Figure 1 Example of dataset grouped into clusters of similar items.

Once a dataset has been grouped into clusters of similar items, a quick filter can be performed by comparing the query vector to the centroids of each cluster.

The centroid of a cluster is the mean of the values of the data in that particular cluster. Only the data items from the closet clusters are then sent on to the next stage of the similarity search pipeline. This significantly reduces the number of items that need to be compared against.

This technique is called an approximate nearest neighbor search since only a subset of the original dataset is being sent to the next stage of the search, and thus it is not 100 percent accurate. The results are still very accurate, however, because there is a high probability that the nearest neighbors will be among the filtered set since they came from the clusters closet to the query.

Recall

One way to gauge the accuracy of an ANN search is to measure recall.
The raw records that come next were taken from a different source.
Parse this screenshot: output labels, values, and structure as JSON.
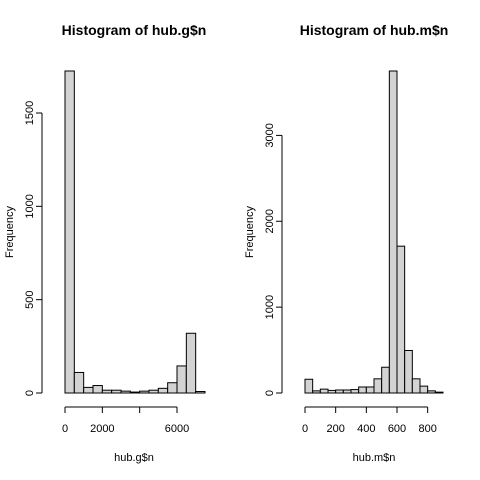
{
  "chart_data": [
    {
      "type": "bar",
      "subtype": "histogram",
      "title": "Histogram of hub.g$n",
      "xlabel": "hub.g$n",
      "ylabel": "Frequency",
      "bin_width": 500,
      "x_start": 0,
      "values": [
        1725,
        110,
        30,
        40,
        15,
        15,
        10,
        5,
        10,
        15,
        25,
        55,
        145,
        320,
        8
      ],
      "xlim": [
        0,
        7500
      ],
      "ylim": [
        0,
        1725
      ],
      "x_ticks": [
        0,
        2000,
        4000,
        6000
      ],
      "x_tick_labels": [
        "0",
        "2000",
        "",
        "6000"
      ],
      "y_ticks": [
        0,
        500,
        1000,
        1500
      ],
      "y_tick_labels": [
        "0",
        "500",
        "1000",
        "1500"
      ],
      "bar_color": "#d3d3d3"
    },
    {
      "type": "bar",
      "subtype": "histogram",
      "title": "Histogram of hub.m$n",
      "xlabel": "hub.m$n",
      "ylabel": "Frequency",
      "bin_width": 50,
      "x_start": 0,
      "values": [
        160,
        25,
        45,
        30,
        35,
        35,
        40,
        70,
        70,
        165,
        300,
        3750,
        1710,
        495,
        165,
        80,
        25,
        10
      ],
      "xlim": [
        0,
        900
      ],
      "ylim": [
        0,
        3750
      ],
      "x_ticks": [
        0,
        200,
        400,
        600,
        800
      ],
      "x_tick_labels": [
        "0",
        "200",
        "400",
        "600",
        "800"
      ],
      "y_ticks": [
        0,
        1000,
        2000,
        3000
      ],
      "y_tick_labels": [
        "0",
        "1000",
        "2000",
        "3000"
      ],
      "bar_color": "#d3d3d3"
    }
  ]
}
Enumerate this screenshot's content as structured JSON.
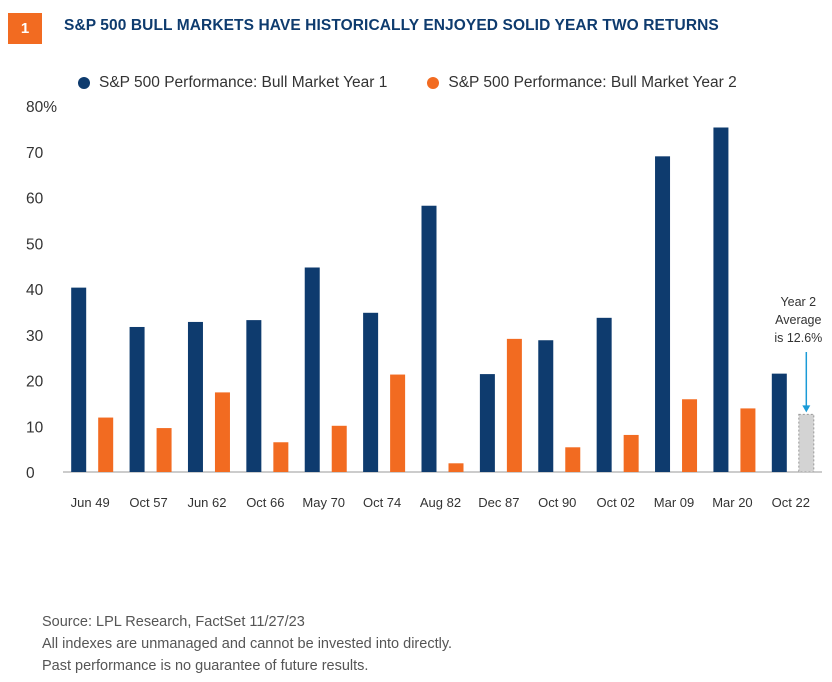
{
  "header": {
    "figure_number": "1",
    "title": "S&P 500 BULL MARKETS HAVE HISTORICALLY ENJOYED SOLID YEAR TWO RETURNS"
  },
  "colors": {
    "year1": "#0e3b6e",
    "year2": "#f26b21",
    "badge": "#f26b21",
    "avg_bar": "#d3d3d3",
    "arrow": "#1a9bd7"
  },
  "chart_data": {
    "type": "bar",
    "categories": [
      "Jun 49",
      "Oct 57",
      "Jun 62",
      "Oct 66",
      "May 70",
      "Oct 74",
      "Aug 82",
      "Dec 87",
      "Oct 90",
      "Oct 02",
      "Mar 09",
      "Mar 20",
      "Oct 22"
    ],
    "series": [
      {
        "name": "S&P 500 Performance: Bull Market Year 1",
        "values": [
          40.3,
          31.7,
          32.8,
          33.2,
          44.7,
          34.8,
          58.2,
          21.4,
          28.8,
          33.7,
          69.0,
          75.3,
          21.5
        ]
      },
      {
        "name": "S&P 500 Performance: Bull Market Year 2",
        "values": [
          11.9,
          9.6,
          17.4,
          6.5,
          10.1,
          21.3,
          1.9,
          29.1,
          5.4,
          8.1,
          15.9,
          13.9,
          null
        ]
      }
    ],
    "average_marker": {
      "category": "Oct 22",
      "value": 12.6,
      "label_lines": [
        "Year 2",
        "Average",
        "is 12.6%"
      ]
    },
    "ylim": [
      0,
      80
    ],
    "yticks": [
      "0",
      "10",
      "20",
      "30",
      "40",
      "50",
      "60",
      "70",
      "80%"
    ],
    "legend_position": "top-left",
    "grid": false
  },
  "footer": {
    "source": "Source: LPL Research, FactSet  11/27/23",
    "disclaimer1": "All indexes are unmanaged and cannot be invested into directly.",
    "disclaimer2": "Past performance is no guarantee of future results."
  }
}
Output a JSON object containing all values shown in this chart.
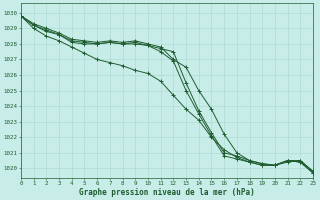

There are a few different ways to measure recall, one of which is recall@R, which is defined as the fraction of queries where the actual nearest neighbor is ranked in the first R results. For example, recall@100 checks to see if the actual nearest neighbor is within the first 100 results returned.

Latency

Latency is one of the key performance metrics for ANN solutions. Some ANN algorithms present latency numbers based off of batched requests. While batching is a good way to queue up requests if the overall system latency requirement is less critical, for many real-world online applications, having the lowest latency possible is critical. In those cases, requests are processed one-by-one and the latency numbers are presented on a query-by-query basis.

Gemini APU — Millisecond Query-by-Query Latency

Providing low latency with high recall for query-by-query searches on billion-scale datasets is a difficult task. That said, GSI Technology recently published a paper that presented strong results for the DEEP1B dataset.

In that paper, we introduce the Gemini® Associative Processing Unit (APU) and present the Gemini APU’s role in an Approximate Nearest Neighbor (ANN) similarity search pipeline. We also present latency and recall numbers for query-by-query ANN searches on the DEEP1B dataset. DEEP1B is a public dataset consisting of 1 billion, 96-dimensional vectors with each dimension being a 32-bit floating point (FP32) number.

The DEEP 1B dataset test with 4 Gemini APU boards running at 400 MHz delivered query-by-query latency performance results of 1.25 milliseconds with recall@160 of 92.5% in a 1U form factor. To our knowledge, this is the first published record of near 1 millisecond latency in such a low form factor with this level of accuracy on such a large dataset for query-by-query search.

Conclusion

In this three part series, we showed examples of companies leveraging word2vec-like models to learn embeddings. They use those embeddings as part of a similarity search pipeline in order to provide personalized recommendations for their customers, ultimately gaining customer loyalty.

We discussed the approximate nearest neighbor (ANN) algorithm and how it can be used to address the billion-scale similarity search problem that many large e-commerce and social media companies are faced with.

Finally, we presented the Gemini APU which serves as the cornerstone of an ANN similarity search solution that addresses the billion-scale similarity search problem and does so with query-by-query latency of around one millisecond. This means that the Gemini APU is well-equipped for the many online applications where low latency is critical.